The structural diversity of Co­(II) metal centers is known to influence their physicochemical properties. A novel two-dimensional (2D) Co­(II)-MOF {[Co5(HL)4(dpp)2(H2O)2(μ-OH)2]·21H2O}n has been designed and synthesized by adopting a mixed-ligand strategy, using 1,3-di­(4-pyridyl)­propane (dpp) colinker with a flexible spacer H3L (H3L: 5-(2 carboxybenzyloxy)­isophthalic acid). Co­(II)-MOF features a 2D network, which is further interpenetrated among the equivalent sets and therefore results in a 3D supramolecular network.
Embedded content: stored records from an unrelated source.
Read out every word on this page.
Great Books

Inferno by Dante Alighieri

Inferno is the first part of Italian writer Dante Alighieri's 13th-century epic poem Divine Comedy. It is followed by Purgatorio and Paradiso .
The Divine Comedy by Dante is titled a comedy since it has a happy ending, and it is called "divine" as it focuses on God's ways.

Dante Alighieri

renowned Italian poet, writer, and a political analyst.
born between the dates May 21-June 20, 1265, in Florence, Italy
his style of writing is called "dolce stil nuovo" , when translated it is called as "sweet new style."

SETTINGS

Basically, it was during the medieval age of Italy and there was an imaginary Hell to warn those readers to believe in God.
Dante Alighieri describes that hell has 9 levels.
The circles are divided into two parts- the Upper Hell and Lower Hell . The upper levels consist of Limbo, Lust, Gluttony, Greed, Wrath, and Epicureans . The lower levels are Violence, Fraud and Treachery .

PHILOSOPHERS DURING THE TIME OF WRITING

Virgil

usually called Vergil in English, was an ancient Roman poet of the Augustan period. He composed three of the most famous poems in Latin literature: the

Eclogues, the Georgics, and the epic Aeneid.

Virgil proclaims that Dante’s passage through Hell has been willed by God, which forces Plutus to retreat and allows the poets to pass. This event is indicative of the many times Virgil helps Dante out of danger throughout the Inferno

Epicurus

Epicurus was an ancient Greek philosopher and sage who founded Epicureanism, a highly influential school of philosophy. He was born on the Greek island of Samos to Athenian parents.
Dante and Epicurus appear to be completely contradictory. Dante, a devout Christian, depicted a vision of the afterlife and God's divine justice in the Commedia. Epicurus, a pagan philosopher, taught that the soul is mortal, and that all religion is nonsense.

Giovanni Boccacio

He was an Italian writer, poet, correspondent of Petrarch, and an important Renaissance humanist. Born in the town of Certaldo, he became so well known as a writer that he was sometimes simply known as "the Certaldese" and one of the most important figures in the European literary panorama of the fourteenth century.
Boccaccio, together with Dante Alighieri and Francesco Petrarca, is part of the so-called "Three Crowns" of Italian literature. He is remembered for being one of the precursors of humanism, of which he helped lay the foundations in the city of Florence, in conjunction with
Topologically, the entire network can be viewed as a (3,4,8)-connected three-nodal net with the extended point symbol of {4.5.7}­4­{412.52.710.94}­{52.8.92.10}­2, duly assigned to the novel topological type smm2. The functional utility of Co­(II)-MOF is demonstrated by employing it toward oxygen evolution reaction (OER) in a photoelectrochemical cell, exhibiting appreciable photocurrents of up to 5.89 mA/cm2 when used as an anode in a photoelectrochemical cell, while also displaying encouraging electrocatalytic currents of 9.32 mA/cm2 (at 2.01 V vs RHE) for the OER. Moreover, detailed electrochemical impedance spectroscopy studies confirm enhanced charge-transfer kinetics and improved conductivity under illumination with minimal effect of interfacial phenomena. This work provides a reference for the expanding field of research into applications of MOF materials and establishes MOF materials as favorable candidates for sustainable and efficient design of electrodes for water splitting.